Десятки «акустических якорей», десятки персональных адов слились в одну общую пытку. Хор безумия.
Хавьер прижал ладони к ушам, но это не помогло. Шум был не снаружи. Он лез под кожу, проникал в кости. Его инстинкты, отточенные для выживания в бою, здесь давали сбой. Там врага можно было увидеть, услышать, убить. Здесь врагом был сам воздух.
Ева стояла неподвижно. Её лицо, залитое красным, было маской. Она не закрывала уши. Она слушала. В её глазах не было страха, только напряжённая, почти хищная концентрация. Она вдыхала этот хаос, как кислород.

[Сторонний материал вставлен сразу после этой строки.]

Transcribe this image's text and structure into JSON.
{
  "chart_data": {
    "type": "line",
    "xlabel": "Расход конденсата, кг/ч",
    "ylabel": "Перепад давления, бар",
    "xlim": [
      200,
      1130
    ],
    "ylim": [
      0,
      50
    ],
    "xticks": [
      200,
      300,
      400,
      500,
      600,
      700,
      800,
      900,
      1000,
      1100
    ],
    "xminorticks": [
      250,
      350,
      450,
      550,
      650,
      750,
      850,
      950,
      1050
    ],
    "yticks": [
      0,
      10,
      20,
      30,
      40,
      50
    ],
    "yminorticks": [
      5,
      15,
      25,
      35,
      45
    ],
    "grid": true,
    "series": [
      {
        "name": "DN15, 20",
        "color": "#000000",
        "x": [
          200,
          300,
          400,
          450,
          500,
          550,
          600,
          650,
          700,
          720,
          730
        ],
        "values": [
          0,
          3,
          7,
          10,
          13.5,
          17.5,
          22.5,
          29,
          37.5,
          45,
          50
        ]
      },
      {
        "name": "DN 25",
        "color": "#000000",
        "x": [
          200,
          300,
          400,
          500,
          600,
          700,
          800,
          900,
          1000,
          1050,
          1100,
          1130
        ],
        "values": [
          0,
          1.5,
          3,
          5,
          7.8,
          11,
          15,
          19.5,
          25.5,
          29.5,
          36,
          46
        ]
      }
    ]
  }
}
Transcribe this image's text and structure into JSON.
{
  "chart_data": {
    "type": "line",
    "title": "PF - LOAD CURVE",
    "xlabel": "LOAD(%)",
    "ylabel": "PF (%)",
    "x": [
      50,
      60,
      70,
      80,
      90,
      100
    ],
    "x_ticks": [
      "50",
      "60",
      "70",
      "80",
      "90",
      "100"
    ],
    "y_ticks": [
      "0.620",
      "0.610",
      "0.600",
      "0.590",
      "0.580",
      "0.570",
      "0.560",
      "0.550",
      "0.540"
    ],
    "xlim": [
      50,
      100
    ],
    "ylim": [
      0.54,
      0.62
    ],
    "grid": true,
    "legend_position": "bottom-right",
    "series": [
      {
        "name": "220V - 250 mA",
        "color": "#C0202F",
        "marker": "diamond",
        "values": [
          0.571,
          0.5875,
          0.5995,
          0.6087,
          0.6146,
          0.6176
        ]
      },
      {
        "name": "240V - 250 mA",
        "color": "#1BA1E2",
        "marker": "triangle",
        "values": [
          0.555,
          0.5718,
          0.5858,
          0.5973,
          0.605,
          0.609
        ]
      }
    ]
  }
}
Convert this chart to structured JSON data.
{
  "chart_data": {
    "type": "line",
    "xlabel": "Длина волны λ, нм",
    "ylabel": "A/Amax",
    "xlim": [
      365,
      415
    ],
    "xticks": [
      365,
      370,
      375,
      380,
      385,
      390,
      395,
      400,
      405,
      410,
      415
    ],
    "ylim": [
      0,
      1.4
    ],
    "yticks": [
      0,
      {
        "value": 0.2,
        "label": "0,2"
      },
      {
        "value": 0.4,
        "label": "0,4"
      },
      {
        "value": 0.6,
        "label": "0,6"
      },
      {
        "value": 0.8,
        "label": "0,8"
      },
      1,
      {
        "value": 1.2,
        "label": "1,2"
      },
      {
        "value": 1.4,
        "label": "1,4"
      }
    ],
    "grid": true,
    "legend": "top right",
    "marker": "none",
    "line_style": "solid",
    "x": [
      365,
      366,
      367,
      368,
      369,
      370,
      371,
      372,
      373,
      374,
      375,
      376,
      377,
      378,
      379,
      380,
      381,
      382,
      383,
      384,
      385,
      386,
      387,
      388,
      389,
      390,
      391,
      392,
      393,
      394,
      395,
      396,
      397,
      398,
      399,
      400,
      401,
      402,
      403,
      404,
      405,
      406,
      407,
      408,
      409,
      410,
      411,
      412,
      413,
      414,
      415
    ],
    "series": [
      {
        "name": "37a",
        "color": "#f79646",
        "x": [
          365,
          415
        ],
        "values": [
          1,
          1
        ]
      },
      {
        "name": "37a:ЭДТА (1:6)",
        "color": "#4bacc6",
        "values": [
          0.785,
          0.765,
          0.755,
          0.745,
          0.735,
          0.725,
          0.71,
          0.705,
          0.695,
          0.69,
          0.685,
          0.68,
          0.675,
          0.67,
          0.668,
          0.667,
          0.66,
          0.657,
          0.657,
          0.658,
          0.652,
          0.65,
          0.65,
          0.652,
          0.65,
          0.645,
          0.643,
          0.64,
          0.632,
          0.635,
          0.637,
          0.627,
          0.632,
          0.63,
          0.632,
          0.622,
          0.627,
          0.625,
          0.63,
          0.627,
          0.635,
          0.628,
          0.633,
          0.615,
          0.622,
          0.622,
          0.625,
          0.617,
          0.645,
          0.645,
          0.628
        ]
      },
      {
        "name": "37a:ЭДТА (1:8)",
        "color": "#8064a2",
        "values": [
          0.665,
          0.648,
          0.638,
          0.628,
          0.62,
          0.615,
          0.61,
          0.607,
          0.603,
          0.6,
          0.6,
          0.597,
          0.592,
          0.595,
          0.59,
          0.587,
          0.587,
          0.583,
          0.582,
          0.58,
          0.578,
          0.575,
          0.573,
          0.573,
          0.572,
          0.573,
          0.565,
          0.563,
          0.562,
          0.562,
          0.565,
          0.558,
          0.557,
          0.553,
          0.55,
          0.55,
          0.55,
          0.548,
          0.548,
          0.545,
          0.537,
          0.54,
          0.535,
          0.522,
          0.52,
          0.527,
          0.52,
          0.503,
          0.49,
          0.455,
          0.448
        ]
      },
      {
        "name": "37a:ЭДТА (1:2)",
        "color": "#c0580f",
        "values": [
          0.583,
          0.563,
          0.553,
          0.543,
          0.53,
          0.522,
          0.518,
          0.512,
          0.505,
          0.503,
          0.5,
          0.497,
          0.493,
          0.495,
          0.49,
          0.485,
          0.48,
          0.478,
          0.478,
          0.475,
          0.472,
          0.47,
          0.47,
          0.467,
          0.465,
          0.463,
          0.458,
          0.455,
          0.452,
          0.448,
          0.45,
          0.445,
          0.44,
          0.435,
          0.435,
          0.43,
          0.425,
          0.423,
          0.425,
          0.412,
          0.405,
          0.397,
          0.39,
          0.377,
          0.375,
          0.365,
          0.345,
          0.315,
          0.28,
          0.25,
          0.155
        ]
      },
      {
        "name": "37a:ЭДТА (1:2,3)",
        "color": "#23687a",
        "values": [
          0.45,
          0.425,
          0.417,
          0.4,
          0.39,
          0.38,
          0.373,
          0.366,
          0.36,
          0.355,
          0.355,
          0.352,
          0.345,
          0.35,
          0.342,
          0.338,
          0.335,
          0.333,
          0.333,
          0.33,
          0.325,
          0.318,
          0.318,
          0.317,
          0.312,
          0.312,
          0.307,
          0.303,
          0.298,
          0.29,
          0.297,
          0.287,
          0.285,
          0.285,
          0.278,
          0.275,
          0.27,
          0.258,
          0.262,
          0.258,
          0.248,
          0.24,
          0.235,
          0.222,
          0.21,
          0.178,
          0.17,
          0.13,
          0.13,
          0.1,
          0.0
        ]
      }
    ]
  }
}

— Нужно двигаться! — крикнул Хавьер, его голос тонул в какофонии. — Где медицинский блок?!
Она повернула голову, её взгляд пронзил его насквозь.
— Забудь, — её голос был спокоен, но резал слух громче воя. — Это больше не спасательная операция. Это зачистка.
— Моя сестра там!
— Твоя сестра — одна из них! — отрезала Ева. — Кросс — вот цель. Единственная. Он дирижёр этого оркестра.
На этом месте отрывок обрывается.